Signée le 19 janvier à l’Élysée par une partie des fédérations musulmanes qui composent le Conseil français du culte musulman (CFCM), cette charte doit déboucher sur la constitution d’un Conseil national des imams censé « labelliser » les religieux exerçant en France. Dans son article 9, on y découvre cette mention : « Les dénonciations d’un prétendu racisme d’État, comme toutes les postures victimaires, relèvent de la diffamation. » Des termes qui rappellent curieusement la plainte pour diffamation déposée par Jean-Michel Blanquer contre le syndicat SUD 93 en 2017, à l’occasion d’un stage qui proposait « l’analyse du racisme d’État dans la société et en particulier dans l’Éducation nationale ». La plainte fut classée sans suite par le parquet de Bobigny en 2018. « L’évocation du “racisme d’État” dans cette charte n’est pas anecdotique, sur l’intention politique sous-jacente, alors que nous avons des données scientifiques solides qui démontrent bien les mécanismes institutionnels qui produisent du racisme, analyse Fabrice Dhume, sociologue spécialiste des phénomènes de discrimination. Empêcher les musulmans de critiquer l’État, c’est extrêmement problématique : ça tend vers une criminalisation des opinions. »
Officiellement rédigée par le CFCM, cette charte est une commande expresse d’Emmanuel Macron, annoncée lors de son discours des Mureaux le 2 octobre dernier. Aucun acteur n’est d’ailleurs dupe sur l’intervention grossière des pouvoirs publics dans l’écriture de ce document.

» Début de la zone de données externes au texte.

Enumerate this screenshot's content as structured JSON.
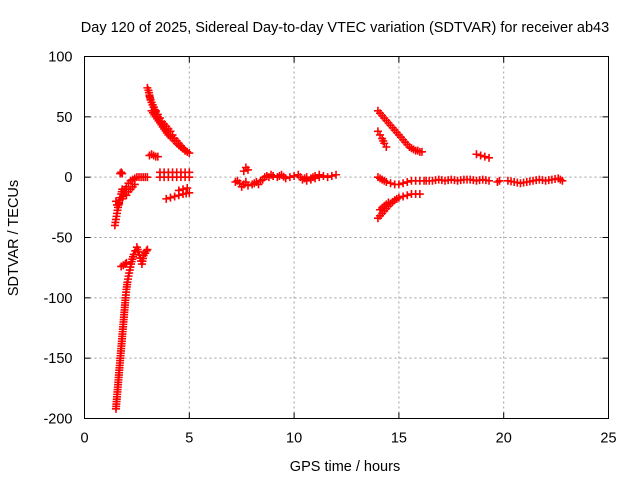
{
  "chart_data": {
    "type": "scatter",
    "title": "Day 120 of 2025, Sidereal Day-to-day VTEC variation (SDTVAR) for receiver ab43",
    "xlabel": "GPS time / hours",
    "ylabel": "SDTVAR / TECUs",
    "xlim": [
      0,
      25
    ],
    "ylim": [
      -200,
      100
    ],
    "xticks": [
      0,
      5,
      10,
      15,
      20,
      25
    ],
    "yticks": [
      -200,
      -150,
      -100,
      -50,
      0,
      50,
      100
    ],
    "grid": true,
    "marker": "plus",
    "colors": {
      "marker": "#ff0000",
      "grid": "#a0a0a0",
      "axis": "#000000"
    },
    "series": [
      {
        "name": "SDTVAR",
        "segments": [
          {
            "x": [
              1.5,
              1.53,
              1.56,
              1.6,
              1.64,
              1.68,
              1.72,
              1.76,
              1.8,
              1.84,
              1.88,
              1.92,
              1.96,
              2.0,
              2.05,
              2.1,
              2.16,
              2.22,
              2.28,
              2.35,
              2.42,
              2.5,
              2.58,
              2.66,
              2.74,
              2.82,
              2.9,
              2.96,
              3.0
            ],
            "y": [
              -192,
              -186,
              -180,
              -172,
              -164,
              -156,
              -148,
              -140,
              -132,
              -124,
              -116,
              -108,
              -100,
              -93,
              -87,
              -82,
              -77,
              -72,
              -68,
              -64,
              -61,
              -58,
              -62,
              -67,
              -72,
              -65,
              -63,
              -61,
              -60
            ]
          },
          {
            "x": [
              1.75,
              1.85,
              1.95,
              2.0
            ],
            "y": [
              -74,
              -73,
              -72,
              -71
            ]
          },
          {
            "x": [
              1.45,
              1.5,
              1.55,
              1.6,
              1.65,
              1.7,
              1.75,
              1.8
            ],
            "y": [
              -40,
              -35,
              -30,
              -25,
              -21,
              -17,
              -14,
              -10
            ]
          },
          {
            "x": [
              1.5,
              1.55,
              1.6,
              1.65
            ],
            "y": [
              -20,
              -23,
              -25,
              -22
            ]
          },
          {
            "x": [
              1.7,
              1.75,
              1.8
            ],
            "y": [
              3,
              4,
              3
            ]
          },
          {
            "x": [
              1.8,
              1.9,
              2.0,
              2.1,
              2.2,
              2.3,
              2.4,
              2.5,
              2.6,
              2.7,
              2.8,
              2.9,
              3.0
            ],
            "y": [
              -18,
              -12,
              -8,
              -5,
              -3,
              -2,
              -1,
              0,
              0,
              0,
              0,
              0,
              0
            ]
          },
          {
            "x": [
              2.0,
              2.1,
              2.2,
              2.3,
              2.4
            ],
            "y": [
              -15,
              -12,
              -10,
              -8,
              -6
            ]
          },
          {
            "x": [
              3.0,
              3.05,
              3.1,
              3.15,
              3.2,
              3.25,
              3.3,
              3.35,
              3.4,
              3.45,
              3.5
            ],
            "y": [
              74,
              72,
              68,
              64,
              62,
              60,
              58,
              56,
              54,
              52,
              50
            ]
          },
          {
            "x": [
              3.1,
              3.2,
              3.3,
              3.4,
              3.5,
              3.6,
              3.7,
              3.8,
              3.9,
              4.0,
              4.1,
              4.2,
              4.3,
              4.4,
              4.5,
              4.6,
              4.7,
              4.8,
              4.9,
              5.0
            ],
            "y": [
              67,
              62,
              58,
              55,
              52,
              49,
              46,
              44,
              42,
              40,
              38,
              35,
              32,
              30,
              28,
              26,
              24,
              22,
              21,
              20
            ]
          },
          {
            "x": [
              3.2,
              3.4,
              3.6,
              3.8,
              4.0,
              4.2,
              4.4,
              4.6,
              4.8
            ],
            "y": [
              55,
              50,
              45,
              40,
              35,
              32,
              28,
              25,
              22
            ]
          },
          {
            "x": [
              3.1,
              3.2,
              3.3,
              3.4,
              3.5
            ],
            "y": [
              18,
              19,
              18,
              17,
              17
            ]
          },
          {
            "x": [
              3.6,
              3.8,
              4.0,
              4.2,
              4.4,
              4.6,
              4.8,
              5.0
            ],
            "y": [
              4,
              4,
              4,
              4,
              4,
              4,
              4,
              4
            ]
          },
          {
            "x": [
              3.6,
              3.8,
              4.0,
              4.2,
              4.4,
              4.6,
              4.8,
              5.0
            ],
            "y": [
              0,
              0,
              0,
              0,
              0,
              0,
              0,
              0
            ]
          },
          {
            "x": [
              3.9,
              4.1,
              4.3,
              4.5,
              4.7,
              5.0
            ],
            "y": [
              -18,
              -17,
              -16,
              -15,
              -14,
              -13
            ]
          },
          {
            "x": [
              4.5,
              4.7,
              4.9
            ],
            "y": [
              -11,
              -10,
              -9
            ]
          },
          {
            "x": [
              7.2,
              7.3,
              7.4,
              7.5,
              7.6,
              7.7,
              7.8,
              8.0,
              8.1,
              8.2,
              8.3,
              8.4,
              8.5,
              8.6,
              8.7,
              8.8,
              8.9,
              9.0
            ],
            "y": [
              -4,
              -3,
              -5,
              -8,
              -6,
              -4,
              -7,
              -6,
              -5,
              -4,
              -6,
              -3,
              -2,
              0,
              1,
              0,
              2,
              1
            ]
          },
          {
            "x": [
              7.6,
              7.7,
              7.8
            ],
            "y": [
              5,
              8,
              6
            ]
          },
          {
            "x": [
              9.0,
              9.2,
              9.4,
              9.6,
              9.8,
              10.0,
              10.2,
              10.4,
              10.6,
              10.8,
              11.0,
              11.2,
              11.4,
              11.6,
              11.8,
              12.0
            ],
            "y": [
              1,
              0,
              2,
              -1,
              0,
              1,
              2,
              -2,
              0,
              -1,
              1,
              2,
              1,
              0,
              1,
              2
            ]
          },
          {
            "x": [
              10.6,
              10.8,
              11.0,
              11.2
            ],
            "y": [
              -3,
              -2,
              -1,
              0
            ]
          },
          {
            "x": [
              14.0,
              14.1,
              14.2,
              14.3,
              14.4,
              14.5,
              14.6,
              14.7,
              14.8,
              14.9,
              15.0,
              15.1,
              15.2,
              15.3,
              15.4,
              15.5,
              15.6,
              15.7,
              15.8,
              15.9,
              16.0,
              16.1
            ],
            "y": [
              55,
              53,
              51,
              49,
              47,
              45,
              43,
              41,
              39,
              37,
              35,
              33,
              31,
              29,
              27,
              25,
              24,
              23,
              22,
              22,
              21,
              21
            ]
          },
          {
            "x": [
              14.0,
              14.1,
              14.2,
              14.3,
              14.4
            ],
            "y": [
              38,
              35,
              32,
              28,
              25
            ]
          },
          {
            "x": [
              14.0,
              14.2,
              14.4,
              14.6,
              14.8,
              15.0,
              15.2,
              15.4,
              15.6,
              15.8,
              16.0,
              16.2
            ],
            "y": [
              0,
              -2,
              -4,
              -5,
              -6,
              -6,
              -5,
              -4,
              -3,
              -3,
              -3,
              -3
            ]
          },
          {
            "x": [
              14.0,
              14.2,
              14.4,
              14.6,
              14.8,
              15.0,
              15.2,
              15.4,
              15.6,
              15.8,
              16.0
            ],
            "y": [
              -34,
              -30,
              -26,
              -22,
              -19,
              -17,
              -16,
              -15,
              -14,
              -14,
              -14
            ]
          },
          {
            "x": [
              14.1,
              14.3,
              14.5
            ],
            "y": [
              -27,
              -24,
              -21
            ]
          },
          {
            "x": [
              16.3,
              16.6,
              16.9,
              17.2,
              17.5,
              17.8,
              18.1,
              18.4,
              18.7,
              19.0,
              19.3
            ],
            "y": [
              -3,
              -3,
              -2,
              -3,
              -2,
              -3,
              -2,
              -2,
              -3,
              -2,
              -3
            ]
          },
          {
            "x": [
              18.7,
              18.9,
              19.1,
              19.3
            ],
            "y": [
              19,
              18,
              17,
              16
            ]
          },
          {
            "x": [
              19.7,
              19.8
            ],
            "y": [
              -4,
              -3
            ]
          },
          {
            "x": [
              20.2,
              20.5,
              20.8,
              21.1,
              21.4,
              21.7,
              22.0,
              22.3,
              22.6,
              22.8
            ],
            "y": [
              -3,
              -4,
              -5,
              -4,
              -3,
              -2,
              -3,
              -2,
              -1,
              -3
            ]
          }
        ]
      }
    ]
  }
}
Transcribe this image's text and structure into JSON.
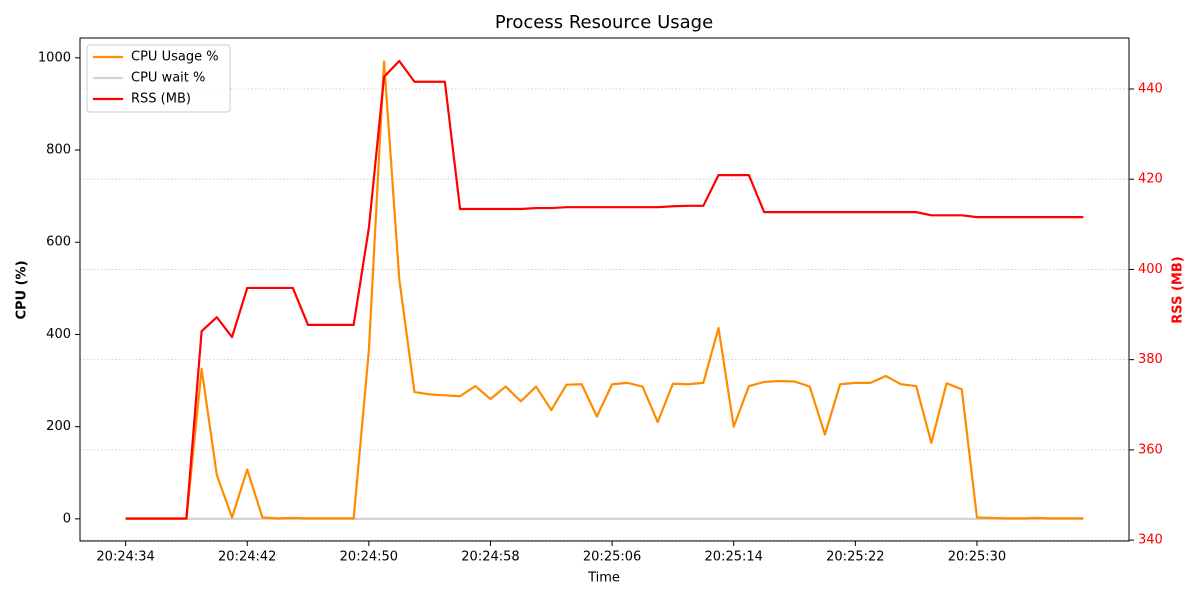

Le 19 janvier, il n’a d’ailleurs été signé que par cinq des neuf fédérations musulmanes qui forment le CFCM – structure crée en 2003 par Nicolas Sarkozy et très critiquée pour son manque de représentativité réelle.
Au cœur des débats houleux : la méthode et cette notion de « racisme d’État ». Dans la première version du texte diffusée le 8 décembre aux membres du CFCM, il s’agissait d’« islamophobie d’État ». D’après Mediapart, elle s’appelait alors la « charte des principes des musulmans de France » et devait s’appliquer non plus aux seuls imams, mais à tous les musulmans de France, priés de réaffirmer « solennellement que la dénonciation d’une prétendue islamophobie d’État ne recouvre aucune réalité en France » et de rejeter « fermement les campagnes diffamatoires prétendant que les musulmans de France sont persécutés ». Devant le tollé suscité au sein du CFCM, cette version a été réécrite par les fédérations. « Nous allions aboutir à une charte qui faisait consensus, se souvient Fatih Sarikir sur Radio Orient, responsable de la confédération islamique Milli Görüs, d’obédience turque. Il y avait unanimité sur le rejet de la politisation de l’islam, le respect des principes de la République et sur la non-ingérence des États étrangers. » Mais, fin décembre, Chems-Eddine Hafiz, recteur de la Grande Mosquée de Paris – liée à l’Algérie – claque soudainement la porte, dénonçant l’influence néfaste de « composantes islamistes » du CFCM. « Une opposition de façade », d’après Dorra Mameri Chaambi, docteure associée au CNRS, spécialiste des religions : « Au fil des intérêts, les alliances entre fédérations changent et ça n’a rien à voir avec l’aspect “islamiste” ou pas. Le CFCM est une bataille de leadership. »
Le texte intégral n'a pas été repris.